Cela remonte toujours le moral quand la petite compagnie qui le peut, le fait. Au cours des 30 dernières années, Puccini a été un pilier de la vision artistique d'Opera Holland Park avec, ces dernières années, des mises en scène notables de Le Villi et Edgar. Voici venu le tour de Turandot, la seule des œuvres du compositeur qui leur avait échappé jusqu'à présent, avec trois concerts scéniques dans l'année du centenaire de l'opéra.

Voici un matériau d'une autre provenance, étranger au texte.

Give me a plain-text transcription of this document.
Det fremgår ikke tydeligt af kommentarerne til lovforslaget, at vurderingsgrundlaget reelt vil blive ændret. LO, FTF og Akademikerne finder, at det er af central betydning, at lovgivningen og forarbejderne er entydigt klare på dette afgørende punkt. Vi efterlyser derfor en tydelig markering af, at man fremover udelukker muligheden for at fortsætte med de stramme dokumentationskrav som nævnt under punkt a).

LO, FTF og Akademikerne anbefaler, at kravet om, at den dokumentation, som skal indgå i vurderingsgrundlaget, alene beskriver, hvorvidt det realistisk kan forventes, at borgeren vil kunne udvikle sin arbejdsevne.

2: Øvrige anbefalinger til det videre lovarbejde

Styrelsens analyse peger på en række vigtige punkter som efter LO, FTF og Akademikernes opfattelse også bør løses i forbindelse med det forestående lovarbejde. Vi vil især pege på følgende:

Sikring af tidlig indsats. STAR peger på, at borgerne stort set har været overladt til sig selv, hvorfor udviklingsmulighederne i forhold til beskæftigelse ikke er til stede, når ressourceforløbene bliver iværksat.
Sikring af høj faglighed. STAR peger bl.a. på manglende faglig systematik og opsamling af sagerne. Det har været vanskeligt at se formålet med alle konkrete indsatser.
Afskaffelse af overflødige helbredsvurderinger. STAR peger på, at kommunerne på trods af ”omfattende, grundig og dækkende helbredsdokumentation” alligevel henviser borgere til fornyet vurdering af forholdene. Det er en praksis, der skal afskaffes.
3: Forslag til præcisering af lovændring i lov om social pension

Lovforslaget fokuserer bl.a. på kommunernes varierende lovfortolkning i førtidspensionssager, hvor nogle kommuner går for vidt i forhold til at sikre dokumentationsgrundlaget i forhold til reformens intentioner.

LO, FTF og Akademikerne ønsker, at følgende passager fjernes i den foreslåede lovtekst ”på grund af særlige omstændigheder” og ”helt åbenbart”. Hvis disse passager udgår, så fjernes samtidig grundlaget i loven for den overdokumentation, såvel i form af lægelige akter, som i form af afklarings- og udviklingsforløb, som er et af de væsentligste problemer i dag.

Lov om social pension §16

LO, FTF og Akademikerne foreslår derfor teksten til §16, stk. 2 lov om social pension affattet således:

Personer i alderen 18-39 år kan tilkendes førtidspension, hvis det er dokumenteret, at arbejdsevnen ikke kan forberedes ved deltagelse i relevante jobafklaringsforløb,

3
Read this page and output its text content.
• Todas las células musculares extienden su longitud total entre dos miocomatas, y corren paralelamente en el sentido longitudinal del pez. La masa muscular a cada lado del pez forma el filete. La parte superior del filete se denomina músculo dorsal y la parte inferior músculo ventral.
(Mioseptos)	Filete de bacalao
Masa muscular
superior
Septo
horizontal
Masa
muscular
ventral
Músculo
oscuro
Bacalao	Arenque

Nécessitant des forces colossales, il n'est pas surprenant que les petites compagnies l'évitent. Néanmoins, la réduction orchestrale de Tony Burke s'est avérée plus que suffisante pour exprimer la grandeur sonore de la partition de Puccini. Toutes les percussions exotiques requises étaient présentes, avec suffisamment de cuivres pour donner du punch et du panache. Seuls le xylophone d'ouverture du Mandarin et un orgue électrique faible ont déçu, une broutille mineure compte tenu de la performance de qualité des 41 musiciens du City of London Sinfonia sous la baguette élégante de Naomi Woo. Son interprétation fluide avait le punch nécessaire tout en trouvant des détails heureux parfois enfouis dans l'orchestration complète.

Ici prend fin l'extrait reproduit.